Now, she has a supporting cast to help her reach what she said is her foremost goal: a WNBA title. As Meesseman said, these are multi-faceted offensive talents, particularly Meesseman and guard Tayler Hill. The court awareness of the group has already made quick work of the concern in some corners that the team lacked a true point guard. In their first game, seven players collected assists, and Meesseman, essentially playing the 4 most of the time, led the team.
“Their basketball IQ is so high,” Delle Donne says about her teammates. “Kristi will see things and make a quick alteration in the middle of a play, and it makes such a difference. So to be able to play with people like that is super exciting. Coach doesn’t really have us running set offenses. He is just putting us in places and making reads.”
There is another side to the game, of course, and that’s at the defensive end. Thibault is of two minds about it. He’s been pleased by how quickly the Mystics are catching on to his defensive scheme and believes it will all come together eventually. But he also believes to contend for a championship, the Mystics cannot simply outshoot opponents. Since 2010, every WNBA champion has finished in the League’s top-three in defensive efficiency.
Thibault said that Delle Donne and Meesseman will share rim-protection duties. EDD regularly ranks top-10 in the League in block percentage, though Thibault said he doesn’t want to waste her energy by consistently forcing her to guard physical centers. He’s convinced that collectively, it will be enough, and it has to be.
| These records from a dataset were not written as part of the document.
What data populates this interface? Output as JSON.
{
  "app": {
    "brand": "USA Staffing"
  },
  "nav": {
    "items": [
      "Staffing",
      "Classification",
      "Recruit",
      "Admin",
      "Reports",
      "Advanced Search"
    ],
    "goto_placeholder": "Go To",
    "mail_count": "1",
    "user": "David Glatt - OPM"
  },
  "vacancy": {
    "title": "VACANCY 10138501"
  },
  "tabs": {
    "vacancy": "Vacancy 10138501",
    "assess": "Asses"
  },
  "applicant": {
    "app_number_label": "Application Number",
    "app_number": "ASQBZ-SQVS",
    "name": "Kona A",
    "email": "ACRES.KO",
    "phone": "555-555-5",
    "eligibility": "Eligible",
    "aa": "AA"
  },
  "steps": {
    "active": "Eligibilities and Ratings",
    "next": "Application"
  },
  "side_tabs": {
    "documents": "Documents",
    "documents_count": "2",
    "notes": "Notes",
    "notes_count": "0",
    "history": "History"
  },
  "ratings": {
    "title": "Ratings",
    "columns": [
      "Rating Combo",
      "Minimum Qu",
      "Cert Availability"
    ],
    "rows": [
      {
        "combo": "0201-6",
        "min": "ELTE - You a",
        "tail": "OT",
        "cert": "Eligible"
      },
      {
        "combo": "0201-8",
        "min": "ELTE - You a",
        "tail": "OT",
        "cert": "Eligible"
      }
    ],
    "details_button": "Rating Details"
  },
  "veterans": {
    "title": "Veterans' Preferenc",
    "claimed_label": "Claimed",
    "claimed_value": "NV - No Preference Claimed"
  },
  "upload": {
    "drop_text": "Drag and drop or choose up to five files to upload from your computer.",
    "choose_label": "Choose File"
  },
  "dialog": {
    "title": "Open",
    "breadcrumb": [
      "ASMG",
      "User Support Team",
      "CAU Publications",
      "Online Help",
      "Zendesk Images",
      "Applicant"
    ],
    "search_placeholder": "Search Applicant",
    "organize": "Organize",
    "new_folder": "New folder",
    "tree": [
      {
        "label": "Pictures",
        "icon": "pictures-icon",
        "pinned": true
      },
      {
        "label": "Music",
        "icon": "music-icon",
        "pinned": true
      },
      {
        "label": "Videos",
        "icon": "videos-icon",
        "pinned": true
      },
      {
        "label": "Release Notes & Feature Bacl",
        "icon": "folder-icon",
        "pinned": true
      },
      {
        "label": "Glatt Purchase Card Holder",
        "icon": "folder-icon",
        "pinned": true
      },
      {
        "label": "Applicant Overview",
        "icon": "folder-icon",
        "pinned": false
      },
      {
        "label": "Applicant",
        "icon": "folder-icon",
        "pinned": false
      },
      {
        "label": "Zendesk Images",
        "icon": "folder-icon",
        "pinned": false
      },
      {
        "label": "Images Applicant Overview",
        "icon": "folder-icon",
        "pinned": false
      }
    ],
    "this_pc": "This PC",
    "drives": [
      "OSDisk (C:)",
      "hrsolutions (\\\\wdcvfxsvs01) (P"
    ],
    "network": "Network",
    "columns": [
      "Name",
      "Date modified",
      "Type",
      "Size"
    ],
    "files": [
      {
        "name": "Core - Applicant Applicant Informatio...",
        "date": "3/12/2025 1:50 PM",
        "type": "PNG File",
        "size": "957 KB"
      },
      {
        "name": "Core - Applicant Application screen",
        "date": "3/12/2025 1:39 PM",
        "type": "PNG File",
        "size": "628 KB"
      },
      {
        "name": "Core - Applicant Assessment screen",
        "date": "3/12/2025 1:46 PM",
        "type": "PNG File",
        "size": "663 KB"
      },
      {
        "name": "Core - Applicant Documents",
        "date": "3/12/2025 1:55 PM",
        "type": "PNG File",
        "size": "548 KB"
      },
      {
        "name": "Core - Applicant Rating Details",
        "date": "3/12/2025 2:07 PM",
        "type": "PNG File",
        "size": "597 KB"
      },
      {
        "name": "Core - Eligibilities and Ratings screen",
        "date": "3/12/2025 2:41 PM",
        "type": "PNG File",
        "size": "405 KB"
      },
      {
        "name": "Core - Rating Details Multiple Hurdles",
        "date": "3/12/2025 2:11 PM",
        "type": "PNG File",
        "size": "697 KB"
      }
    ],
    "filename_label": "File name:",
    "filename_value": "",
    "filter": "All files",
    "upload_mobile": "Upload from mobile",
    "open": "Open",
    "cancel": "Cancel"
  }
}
“I think we’ve still got to be a top half of the League defensive team,” Thibault says. “I don’t think you win in the pressure of playoff games if you don’t have that mentality. It helps to have more weapons on offense, but you need to have a field goal percentage difference between offense and defense if you’re going to be that team.”
There is a model that argues otherwise: Diana Taurasi’s ’09 Mercury managed to land last in the League defensively, but deployed four three-point shooters at 40 percent or better (Taurasi, Tangela Smith, Temeka Johnson and Penny Taylor) en route to a trophy. Whether that can work in a league where both Minnesota and Los Angeles perform at elite levels on both ends, no one can say, though it seems unlikely.
But like Taurasi in her prime, the Mystics have a featured star to call for the ball in big moments. And she isn’t alone.
“When you have four, five people on your team that aren’t afraid of the moment, then you’ve made that transition,” Thibault says. “I don’t think you’d have Elena here without others who already weren’t afraid of the moment. Tayler’s not afraid of the moment, Kristi’s not afraid of the moment, Ivory’s not afraid of the moment. They’re willing to take big shots and live with the consequences.”
The postgame locker room after the 89-74 win over San Antonio was as giddy as you’ll see, a group that believes its ready to do what no DC team ever has: reach the WNBA Finals, let alone win it. The Mystics scored more than 88 just five times last season, and Thibault and his team rightly believe their first game was a mere baseline, not close to the peak this group can reach.
Still, in action, as her fianceè, father, brother, niece and collection of Delaware natives who think of her as family all watched, Elena Delle Donne was feeling like she’d put herself precisely where she wanted to be.
“I knew this team had great chemistry, but when you get here and you feel it and you experience it, it’s even better than what I had imagined,” Delle Donne says. “It’s so fun to play with so much talent and so many options and never feel like you truly have to force because that next pass is better than forcing something. It’s exactly what I was hoping for and even more.”